Somewhere along the way, Louise Mensch lost the thread.

Based on my own uneducated diagnosis, it felt like Mensch — a former conservative member of Parliament in the UK who had moved to NYC and turned to investigative reporting — had gotten a whiff of relevancy here in the United States and, in order to maintain it, began mixing fact with fiction and drawing her own increasingly wild conclusions by connecting her own made-up dots.

I mean, look: I get that there may be a few treasonous actors in the Trump Administration, but at a certain point, it started to get ridiculous.

Snowden disagrees with her, ergo she’s right? That’s not how reporting works.

Indeed, in a span of a few months, Louise Mensch went from someone who I thought was ahead of the mainstream media to the Alex Jones of the Left (speaking with the Brits who write for this site, however, I learned that Louise Mensch had long been regarded as a garbage person in the UK).

It wasn’t just Mensch, either. There’s something called the Palmer Report that has been showing up in my timeline with increasing frequency of late, as well. They post these salacious headlines that give liberals a quick adrenaline high, like “Report: foreign intel has incriminating recordings of multiple members of Donald Trump family,” but examination of those articles typically reveal that they are poorly sourced and/or rely mostly on speculation.

It’s Fake News. And while Fake News was widespread on the right side of the political spectrum before the election, Donald Trump’s victory has given increasing rise to it on the left. Respectable people are buying into it, retweeting headlines before reading the articles, or sharing these stories because it feels good to believe that they are true.

Obviously, I don’t need to offer a refresher on Fake News to our readers — we all know the damage made-up stories caused to the Clinton campaign. But be careful out there on the left, anyway. If you’ve never heard of the source, or if the story sounds way too good to be true, then it probably is.

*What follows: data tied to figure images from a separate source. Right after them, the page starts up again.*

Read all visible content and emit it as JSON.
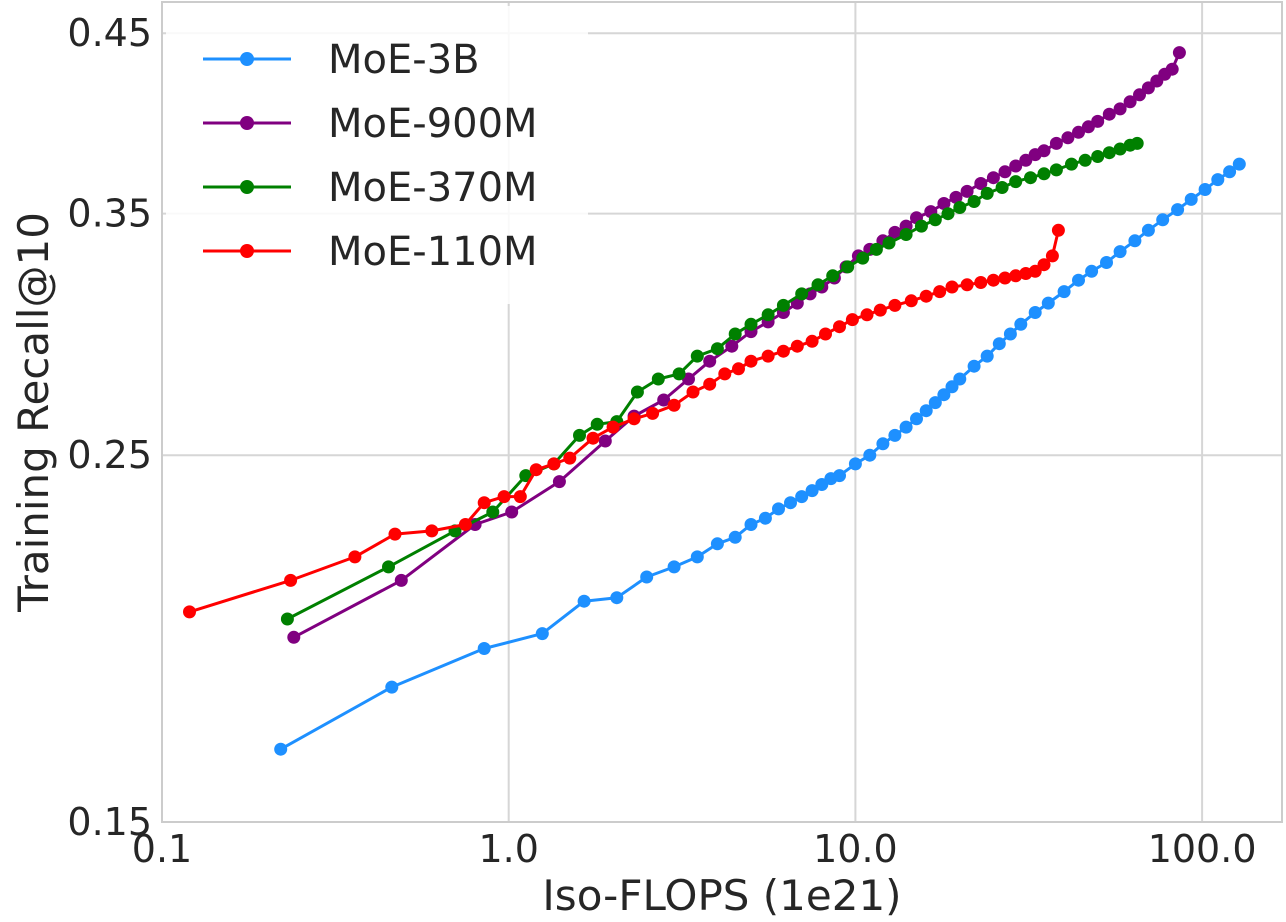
{
  "chart_data": {
    "type": "line",
    "title": "",
    "xlabel": "Iso-FLOPS (1e21)",
    "ylabel": "Training Recall@10",
    "xscale": "log",
    "yscale": "log",
    "xlim": [
      0.1,
      170
    ],
    "ylim": [
      0.15,
      0.47
    ],
    "xticks": [
      0.1,
      1.0,
      10.0,
      100.0
    ],
    "xtick_labels": [
      "0.1",
      "1.0",
      "10.0",
      "100.0"
    ],
    "yticks": [
      0.15,
      0.25,
      0.35,
      0.45
    ],
    "ytick_labels": [
      "0.15",
      "0.25",
      "0.35",
      "0.45"
    ],
    "grid": true,
    "legend_position": "top-left",
    "series": [
      {
        "name": "MoE-3B",
        "color": "#1E90FF",
        "x": [
          0.22,
          0.46,
          0.85,
          1.25,
          1.65,
          2.05,
          2.5,
          3.0,
          3.5,
          4.0,
          4.5,
          5.0,
          5.5,
          6.0,
          6.5,
          7.0,
          7.5,
          8.0,
          8.5,
          9.0,
          10.0,
          11.0,
          12.0,
          13.0,
          14.0,
          15.0,
          16.0,
          17.0,
          18.0,
          19.0,
          20.0,
          22.0,
          24.0,
          26.0,
          28.0,
          30.0,
          33.0,
          36.0,
          40.0,
          44.0,
          48.0,
          53.0,
          58.0,
          64.0,
          70.0,
          77.0,
          85.0,
          93.0,
          102.0,
          111.0,
          120.0,
          128.0
        ],
        "y": [
          0.166,
          0.181,
          0.191,
          0.195,
          0.204,
          0.205,
          0.211,
          0.214,
          0.217,
          0.221,
          0.223,
          0.227,
          0.229,
          0.232,
          0.234,
          0.236,
          0.238,
          0.24,
          0.242,
          0.243,
          0.247,
          0.25,
          0.254,
          0.257,
          0.26,
          0.263,
          0.266,
          0.269,
          0.272,
          0.275,
          0.278,
          0.283,
          0.287,
          0.292,
          0.296,
          0.3,
          0.305,
          0.309,
          0.314,
          0.319,
          0.323,
          0.327,
          0.332,
          0.337,
          0.342,
          0.347,
          0.352,
          0.357,
          0.362,
          0.367,
          0.371,
          0.375
        ]
      },
      {
        "name": "MoE-900M",
        "color": "#800080",
        "x": [
          0.24,
          0.49,
          0.8,
          1.02,
          1.4,
          1.9,
          2.3,
          2.8,
          3.3,
          3.8,
          4.4,
          5.0,
          5.6,
          6.2,
          6.8,
          7.4,
          8.0,
          8.7,
          9.4,
          10.2,
          11.0,
          12.0,
          13.0,
          14.0,
          15.0,
          16.5,
          18.0,
          19.5,
          21.0,
          23.0,
          25.0,
          27.0,
          29.0,
          31.0,
          33.0,
          35.0,
          38.0,
          41.0,
          44.0,
          47.0,
          50.0,
          54.0,
          58.0,
          62.0,
          66.0,
          70.0,
          74.0,
          78.0,
          82.0,
          86.0
        ],
        "y": [
          0.194,
          0.21,
          0.227,
          0.231,
          0.241,
          0.255,
          0.264,
          0.27,
          0.278,
          0.285,
          0.291,
          0.297,
          0.301,
          0.305,
          0.309,
          0.313,
          0.316,
          0.32,
          0.325,
          0.33,
          0.333,
          0.337,
          0.341,
          0.344,
          0.348,
          0.351,
          0.355,
          0.358,
          0.361,
          0.365,
          0.368,
          0.371,
          0.374,
          0.377,
          0.38,
          0.382,
          0.386,
          0.389,
          0.392,
          0.395,
          0.398,
          0.402,
          0.405,
          0.409,
          0.413,
          0.417,
          0.421,
          0.425,
          0.428,
          0.438
        ]
      },
      {
        "name": "MoE-370M",
        "color": "#008000",
        "x": [
          0.23,
          0.45,
          0.7,
          0.9,
          1.12,
          1.35,
          1.6,
          1.8,
          2.05,
          2.35,
          2.7,
          3.1,
          3.5,
          4.0,
          4.5,
          5.0,
          5.6,
          6.2,
          7.0,
          7.8,
          8.6,
          9.5,
          10.5,
          11.5,
          12.5,
          14.0,
          15.5,
          17.0,
          18.5,
          20.0,
          22.0,
          24.0,
          26.5,
          29.0,
          32.0,
          35.0,
          38.0,
          42.0,
          46.0,
          50.0,
          54.0,
          58.0,
          62.0,
          65.0
        ],
        "y": [
          0.199,
          0.214,
          0.225,
          0.231,
          0.243,
          0.247,
          0.257,
          0.261,
          0.262,
          0.273,
          0.278,
          0.28,
          0.287,
          0.29,
          0.296,
          0.3,
          0.304,
          0.308,
          0.313,
          0.317,
          0.321,
          0.325,
          0.329,
          0.333,
          0.336,
          0.34,
          0.344,
          0.347,
          0.35,
          0.353,
          0.356,
          0.36,
          0.363,
          0.366,
          0.368,
          0.37,
          0.372,
          0.375,
          0.377,
          0.379,
          0.381,
          0.383,
          0.385,
          0.386
        ]
      },
      {
        "name": "MoE-110M",
        "color": "#FF0000",
        "x": [
          0.12,
          0.235,
          0.36,
          0.47,
          0.6,
          0.75,
          0.85,
          0.97,
          1.08,
          1.2,
          1.35,
          1.5,
          1.75,
          2.0,
          2.3,
          2.6,
          3.0,
          3.4,
          3.8,
          4.2,
          4.6,
          5.0,
          5.6,
          6.2,
          6.8,
          7.5,
          8.2,
          9.0,
          9.8,
          10.8,
          11.8,
          13.0,
          14.5,
          16.0,
          17.5,
          19.0,
          21.0,
          23.0,
          25.0,
          27.0,
          29.0,
          31.0,
          33.0,
          35.0,
          37.0,
          38.5
        ],
        "y": [
          0.201,
          0.21,
          0.217,
          0.224,
          0.225,
          0.227,
          0.234,
          0.236,
          0.236,
          0.245,
          0.247,
          0.249,
          0.256,
          0.26,
          0.263,
          0.265,
          0.268,
          0.273,
          0.276,
          0.28,
          0.282,
          0.285,
          0.287,
          0.289,
          0.291,
          0.293,
          0.296,
          0.299,
          0.302,
          0.304,
          0.306,
          0.308,
          0.31,
          0.312,
          0.314,
          0.316,
          0.317,
          0.318,
          0.319,
          0.32,
          0.321,
          0.322,
          0.323,
          0.326,
          0.33,
          0.342
        ]
      }
    ]
  }
}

View it with skepticism. Check the sourcing. Don’t believe it just because John Cusack or Debra Messing retweeted it; they’re as eager as the rest of us to want to believe in something.

Maybe impeachment is around the corner. Maybe there’s some truth to some of the wild conspiracy theories being reported. Maybe the Russians do have compromising intel on Jason Chaffetz and Mitch McConnell. Maybe 210 people have committed treason, so far. But just because someone wrote it and someone you like or respect retweeted it doesn’t make it true. Just because we think we’re smarter than Trump supporters doesn’t mean that we’re not vulnerable to the same manipulation. Louise Mensch and her increasingly large following are proof.

Look: If fake news starts proliferating social media on the left, it’s going to give Trump a reason to say FAKE NEWS. It’s going to make it even more difficult to use actual facts against Trump and his campaign if it’s mixed up in a lot of fiction. It’s dangerous to buy into it, so if you see an article by Louise Mensch or patribotics or The Palmer Report or even a theory being floated by former Treasury Secretary Robert Reich, take it with a bath full of salt. If it’s legit news, it will eventually show up on a legit outlet, so wait until then before you share it on social media.